Thank you, Eric! And I’m glad to hear your second opinion on these topics. It’s a great lens for DX or 5×7 crops – I like 5×7 more than 2×3 anyway a lot of times.
The lens design is really surprising, you’re right. The optical construction diagram looks completely backwards, with a large and bulbous element at the back! It’s not a lens that would have been possible on a smaller mount. It probably shows that Nikon was pushing against the physical limits of optical quality for such a tiny lens.
It seems that Nikon may have created a solution in search of a problem by building two lenses that are both compact, differing just 2mm in focal length. I have the 40mm and will probably look for a used 28mm instead of this lens. Thank you for the review!
You’re welcome, glad it was useful!
Maybe we need to look at this lens from an other perspective. Just imagine that Nikon had announced it as a DX lens, that can also be used – with a few compromises – on FX bodies. You would have tested it on a DX body and, while the handling issues would have remained, you would have praised the good center-to-corner sharpness and basically non-existent vignetting. Even for a DX lens, it would still be very compact, and the 40 mm FF-equivalent a nice all-purpose focal length.
That the lens could also be used as FX lens would have been an added bonus, and the increase in vignetting and decrease in corner sharpness an unavoidable compromise.
Of course, that’s not how the lens was marketed – but I still think this lens makes a lot more sense if you consider using it on both FX and DX bodies.
Nonetheless, I’m a bit disappointed – not because of the flaws of the lens, but by its price. At half the price, it would have been a no-brainer for me.
That’s a good way to think about it. And you’re right – if the price of this lens were equal to the price of the 28mm f/2.8, my recommendation would be more 50/50 between the two of them.

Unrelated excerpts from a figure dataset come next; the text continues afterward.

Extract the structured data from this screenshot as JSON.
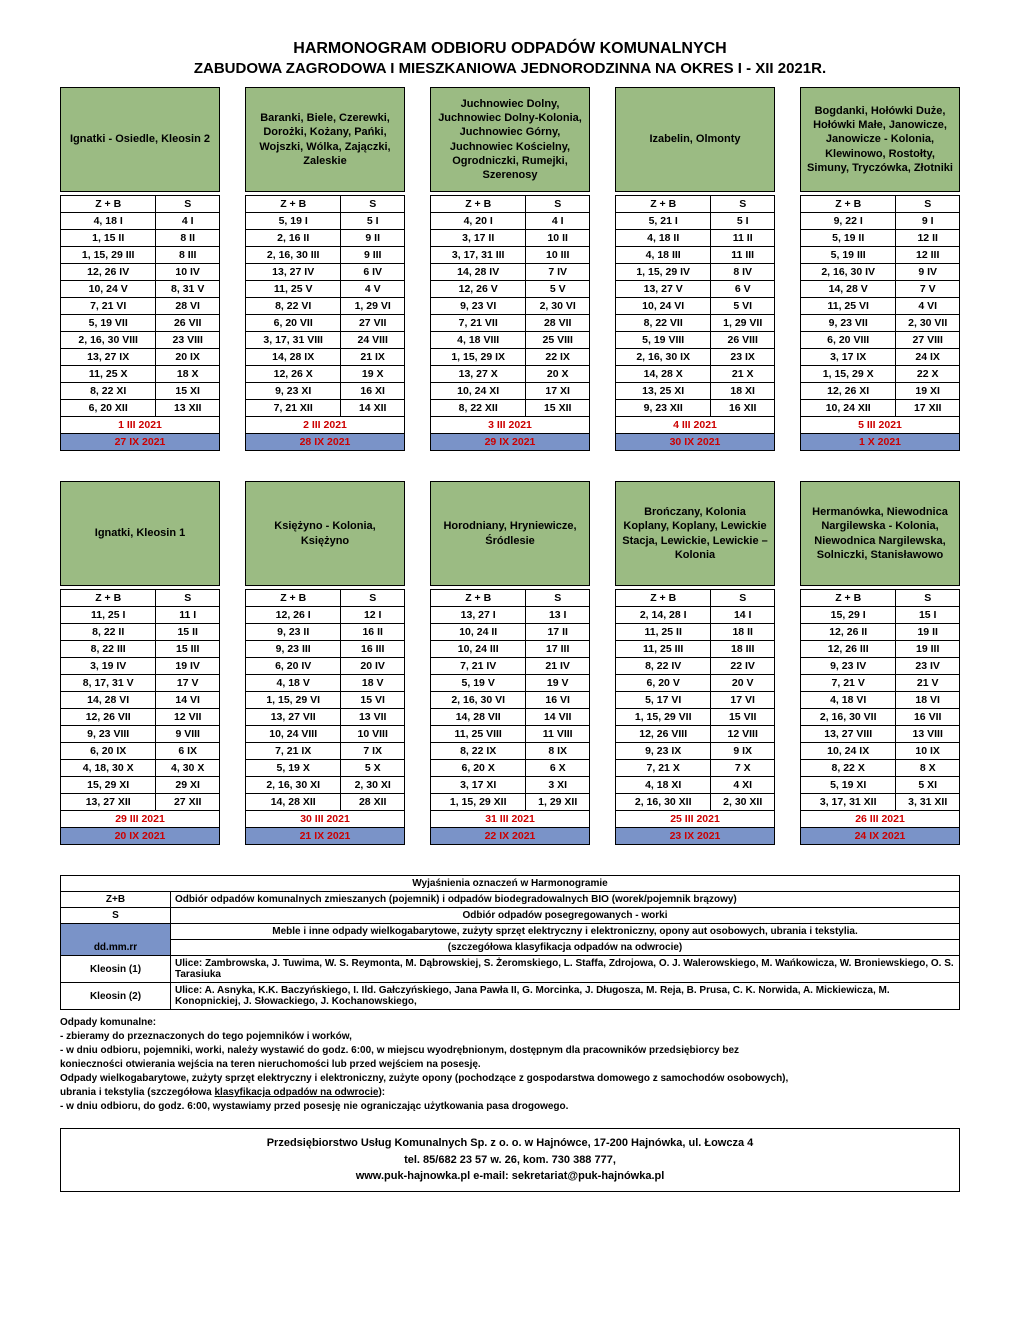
{
  "title": "HARMONOGRAM ODBIORU ODPADÓW KOMUNALNYCH",
  "subtitle": "ZABUDOWA ZAGRODOWA I MIESZKANIOWA JEDNORODZINNA NA OKRES I - XII 2021R.",
  "th_zb": "Z + B",
  "th_s": "S",
  "row1": [
    {
      "name": "Ignatki - Osiedle, Kleosin 2",
      "rows": [
        [
          "4, 18 I",
          "4 I"
        ],
        [
          "1, 15 II",
          "8 II"
        ],
        [
          "1, 15, 29 III",
          "8 III"
        ],
        [
          "12, 26 IV",
          "10 IV"
        ],
        [
          "10, 24 V",
          "8, 31 V"
        ],
        [
          "7, 21 VI",
          "28 VI"
        ],
        [
          "5, 19 VII",
          "26 VII"
        ],
        [
          "2, 16, 30 VIII",
          "23 VIII"
        ],
        [
          "13, 27 IX",
          "20 IX"
        ],
        [
          "11, 25 X",
          "18 X"
        ],
        [
          "8, 22 XI",
          "15 XI"
        ],
        [
          "6, 20 XII",
          "13 XII"
        ]
      ],
      "red": "1 III 2021",
      "blue": "27 IX 2021"
    },
    {
      "name": "Baranki, Biele, Czerewki, Dorożki, Kożany, Pańki, Wojszki, Wólka, Zajączki, Zaleskie",
      "rows": [
        [
          "5, 19 I",
          "5 I"
        ],
        [
          "2, 16 II",
          "9 II"
        ],
        [
          "2, 16, 30 III",
          "9 III"
        ],
        [
          "13, 27 IV",
          "6 IV"
        ],
        [
          "11, 25 V",
          "4 V"
        ],
        [
          "8, 22 VI",
          "1, 29 VI"
        ],
        [
          "6, 20 VII",
          "27 VII"
        ],
        [
          "3, 17, 31 VIII",
          "24 VIII"
        ],
        [
          "14, 28 IX",
          "21 IX"
        ],
        [
          "12, 26 X",
          "19 X"
        ],
        [
          "9, 23 XI",
          "16 XI"
        ],
        [
          "7, 21 XII",
          "14 XII"
        ]
      ],
      "red": "2 III 2021",
      "blue": "28 IX 2021"
    },
    {
      "name": "Juchnowiec Dolny, Juchnowiec Dolny-Kolonia, Juchnowiec Górny, Juchnowiec Kościelny, Ogrodniczki, Rumejki, Szerenosy",
      "rows": [
        [
          "4, 20 I",
          "4 I"
        ],
        [
          "3, 17 II",
          "10 II"
        ],
        [
          "3, 17, 31 III",
          "10 III"
        ],
        [
          "14, 28 IV",
          "7 IV"
        ],
        [
          "12, 26 V",
          "5 V"
        ],
        [
          "9, 23 VI",
          "2, 30 VI"
        ],
        [
          "7, 21 VII",
          "28 VII"
        ],
        [
          "4, 18 VIII",
          "25 VIII"
        ],
        [
          "1, 15, 29 IX",
          "22 IX"
        ],
        [
          "13, 27 X",
          "20 X"
        ],
        [
          "10, 24 XI",
          "17 XI"
        ],
        [
          "8, 22 XII",
          "15 XII"
        ]
      ],
      "red": "3 III 2021",
      "blue": "29 IX 2021"
    },
    {
      "name": "Izabelin, Olmonty",
      "rows": [
        [
          "5, 21 I",
          "5 I"
        ],
        [
          "4, 18 II",
          "11 II"
        ],
        [
          "4, 18 III",
          "11 III"
        ],
        [
          "1, 15, 29 IV",
          "8 IV"
        ],
        [
          "13, 27 V",
          "6 V"
        ],
        [
          "10, 24 VI",
          "5 VI"
        ],
        [
          "8, 22 VII",
          "1, 29 VII"
        ],
        [
          "5, 19 VIII",
          "26 VIII"
        ],
        [
          "2, 16, 30 IX",
          "23 IX"
        ],
        [
          "14, 28 X",
          "21 X"
        ],
        [
          "13, 25 XI",
          "18 XI"
        ],
        [
          "9, 23 XII",
          "16 XII"
        ]
      ],
      "red": "4 III 2021",
      "blue": "30 IX 2021"
    },
    {
      "name": "Bogdanki, Hołówki Duże, Hołówki Małe, Janowicze, Janowicze - Kolonia, Klewinowo, Rostołty, Simuny, Tryczówka, Złotniki",
      "rows": [
        [
          "9, 22 I",
          "9 I"
        ],
        [
          "5, 19 II",
          "12 II"
        ],
        [
          "5, 19 III",
          "12 III"
        ],
        [
          "2, 16, 30 IV",
          "9 IV"
        ],
        [
          "14, 28 V",
          "7 V"
        ],
        [
          "11, 25 VI",
          "4 VI"
        ],
        [
          "9, 23 VII",
          "2, 30 VII"
        ],
        [
          "6, 20 VIII",
          "27 VIII"
        ],
        [
          "3, 17 IX",
          "24 IX"
        ],
        [
          "1, 15, 29 X",
          "22 X"
        ],
        [
          "12, 26 XI",
          "19 XI"
        ],
        [
          "10, 24 XII",
          "17 XII"
        ]
      ],
      "red": "5 III 2021",
      "blue": "1 X 2021"
    }
  ],
  "row2": [
    {
      "name": "Ignatki, Kleosin 1",
      "rows": [
        [
          "11, 25 I",
          "11 I"
        ],
        [
          "8, 22 II",
          "15 II"
        ],
        [
          "8, 22 III",
          "15 III"
        ],
        [
          "3, 19 IV",
          "19 IV"
        ],
        [
          "8, 17, 31 V",
          "17 V"
        ],
        [
          "14, 28 VI",
          "14 VI"
        ],
        [
          "12, 26 VII",
          "12 VII"
        ],
        [
          "9, 23 VIII",
          "9 VIII"
        ],
        [
          "6, 20 IX",
          "6 IX"
        ],
        [
          "4, 18, 30 X",
          "4, 30 X"
        ],
        [
          "15, 29 XI",
          "29 XI"
        ],
        [
          "13, 27 XII",
          "27 XII"
        ]
      ],
      "red": "29 III 2021",
      "blue": "20 IX 2021"
    },
    {
      "name": "Księżyno - Kolonia, Księżyno",
      "rows": [
        [
          "12, 26 I",
          "12 I"
        ],
        [
          "9, 23 II",
          "16 II"
        ],
        [
          "9, 23 III",
          "16 III"
        ],
        [
          "6, 20 IV",
          "20 IV"
        ],
        [
          "4, 18 V",
          "18 V"
        ],
        [
          "1, 15, 29 VI",
          "15 VI"
        ],
        [
          "13, 27 VII",
          "13 VII"
        ],
        [
          "10, 24 VIII",
          "10 VIII"
        ],
        [
          "7, 21 IX",
          "7 IX"
        ],
        [
          "5, 19 X",
          "5 X"
        ],
        [
          "2, 16, 30 XI",
          "2, 30 XI"
        ],
        [
          "14, 28 XII",
          "28 XII"
        ]
      ],
      "red": "30 III 2021",
      "blue": "21 IX 2021"
    },
    {
      "name": "Horodniany, Hryniewicze, Śródlesie",
      "rows": [
        [
          "13, 27 I",
          "13 I"
        ],
        [
          "10, 24 II",
          "17 II"
        ],
        [
          "10, 24 III",
          "17 III"
        ],
        [
          "7, 21 IV",
          "21 IV"
        ],
        [
          "5, 19 V",
          "19 V"
        ],
        [
          "2, 16, 30 VI",
          "16 VI"
        ],
        [
          "14, 28 VII",
          "14 VII"
        ],
        [
          "11, 25 VIII",
          "11 VIII"
        ],
        [
          "8, 22 IX",
          "8 IX"
        ],
        [
          "6, 20 X",
          "6 X"
        ],
        [
          "3, 17 XI",
          "3 XI"
        ],
        [
          "1, 15, 29 XII",
          "1, 29 XII"
        ]
      ],
      "red": "31 III 2021",
      "blue": "22 IX 2021"
    },
    {
      "name": "Brończany, Kolonia Koplany, Koplany, Lewickie Stacja, Lewickie, Lewickie – Kolonia",
      "rows": [
        [
          "2, 14, 28 I",
          "14 I"
        ],
        [
          "11, 25 II",
          "18 II"
        ],
        [
          "11, 25 III",
          "18 III"
        ],
        [
          "8, 22 IV",
          "22 IV"
        ],
        [
          "6, 20 V",
          "20 V"
        ],
        [
          "5, 17 VI",
          "17 VI"
        ],
        [
          "1, 15, 29 VII",
          "15 VII"
        ],
        [
          "12, 26 VIII",
          "12 VIII"
        ],
        [
          "9, 23 IX",
          "9 IX"
        ],
        [
          "7, 21 X",
          "7 X"
        ],
        [
          "4, 18 XI",
          "4 XI"
        ],
        [
          "2, 16, 30 XII",
          "2, 30 XII"
        ]
      ],
      "red": "25 III 2021",
      "blue": "23 IX 2021"
    },
    {
      "name": "Hermanówka, Niewodnica Nargilewska - Kolonia,  Niewodnica Nargilewska, Solniczki, Stanisławowo",
      "rows": [
        [
          "15, 29 I",
          "15 I"
        ],
        [
          "12, 26 II",
          "19 II"
        ],
        [
          "12, 26 III",
          "19 III"
        ],
        [
          "9, 23 IV",
          "23 IV"
        ],
        [
          "7, 21 V",
          "21 V"
        ],
        [
          "4, 18 VI",
          "18 VI"
        ],
        [
          "2, 16, 30 VII",
          "16 VII"
        ],
        [
          "13, 27 VIII",
          "13 VIII"
        ],
        [
          "10, 24 IX",
          "10 IX"
        ],
        [
          "8, 22 X",
          "8 X"
        ],
        [
          "5, 19 XI",
          "5 XI"
        ],
        [
          "3, 17, 31 XII",
          "3, 31 XII"
        ]
      ],
      "red": "26 III 2021",
      "blue": "24 IX 2021"
    }
  ],
  "legend": {
    "hdr": "Wyjaśnienia oznaczeń w Harmonogramie",
    "zb": "Odbiór odpadów komunalnych zmieszanych (pojemnik) i odpadów biodegradowalnych BIO (worek/pojemnik brązowy)",
    "zb_key": "Z+B",
    "s": "Odbiór odpadów posegregowanych - worki",
    "s_key": "S",
    "blue1": "Meble i inne odpady wielkogabarytowe, zużyty sprzęt elektryczny i elektroniczny, opony aut osobowych, ubrania i tekstylia.",
    "blue2": "(szczegółowa klasyfikacja odpadów na odwrocie)",
    "blue_key": "dd.mm.rr",
    "k1_key": "Kleosin (1)",
    "k1": "Ulice: Zambrowska, J. Tuwima, W. S. Reymonta, M. Dąbrowskiej, S. Żeromskiego, L. Staffa, Zdrojowa, O. J. Walerowskiego, M. Wańkowicza, W. Broniewskiego, O. S. Tarasiuka",
    "k2_key": "Kleosin (2)",
    "k2": "Ulice: A. Asnyka, K.K. Baczyńskiego, I. Ild. Gałczyńskiego, Jana Pawła II,  G. Morcinka, J. Długosza, M. Reja, B. Prusa, C. K. Norwida, A. Mickiewicza, M. Konopnickiej, J. Słowackiego, J. Kochanowskiego,"
  },
  "notes": {
    "n0": "Odpady komunalne:",
    "n1": "- zbieramy do przeznaczonych do tego pojemników i worków,",
    "n2": "- w  dniu  odbioru, pojemniki, worki, należy wystawić do  godz.  6:00, w miejscu wyodrębnionym, dostępnym dla pracowników przedsiębiorcy bez",
    "n3": "konieczności otwierania wejścia na teren nieruchomości lub przed wejściem na posesję.",
    "n4": "Odpady wielkogabarytowe, zużyty sprzęt elektryczny i elektroniczny, zużyte opony (pochodzące z gospodarstwa domowego z samochodów osobowych),",
    "n5a": "ubrania i tekstylia (szczegółowa ",
    "n5b": "klasyfikacja odpadów na odwrocie",
    "n5c": "):",
    "n6": "- w dniu odbioru, do godz. 6:00, wystawiamy przed posesję nie ograniczając użytkowania pasa drogowego."
  },
  "footer": {
    "l1": "Przedsiębiorstwo Usług Komunalnych Sp. z o. o. w Hajnówce, 17-200 Hajnówka, ul. Łowcza 4",
    "l2": "tel. 85/682 23 57 w. 26, kom. 730 388 777,",
    "l3": "www.puk-hajnowka.pl  e-mail: sekretariat@puk-hajnówka.pl"
  }
}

Thank you for providing us with some entertainment that will distract from the impending demise of DPReview. :)
It looks like the 26/2.8 will be mostly for people who need/want the smallest possible size, are not price sensitive, and shoot mostly wide open (bokeh is a pleasant surprise). Personally, I would like to like it, but I doubt it would be worth the price for me.
I think you nailed it – this is still a great travel lens, and the f/2.8 performance is surprisingly good. It’s not a perfect lens but still has appeal for the right photographer.
This would be an excellent street travel lens with the 40mm with a full frame camera.
The 40mm pairs really well with this lens, and with the Z 28mm f/2.8. On two trips last year, those were the only two lenses I took! And I was really happy with the results.
Great review. I already own the 28 for my Z5 but I can see the appeal of the 26.
The Z5 + 28 is still a bit too bulky to just throw in a bag, whereas if the 26 sits flush with the grip it would be slightly better.
Really, the 26 makes more sense with something like a Zfc or the rumoured FF Zf if that also has a flat grip.
Thanks Sam, absolutely – there’s a good chance this lens was designed with a different camera in mind, one we haven’t seen yet.
The 26mm f/2.8 does fit flush with the grip on my Z7ii. It takes no more space in my bag or pocket than the camera alone – even with the hood and lens cap in place.
Thank you for your review guys. It is great seeing you guys doing these tests again.
Sure thing, Jeff – I’m glad to be back at it!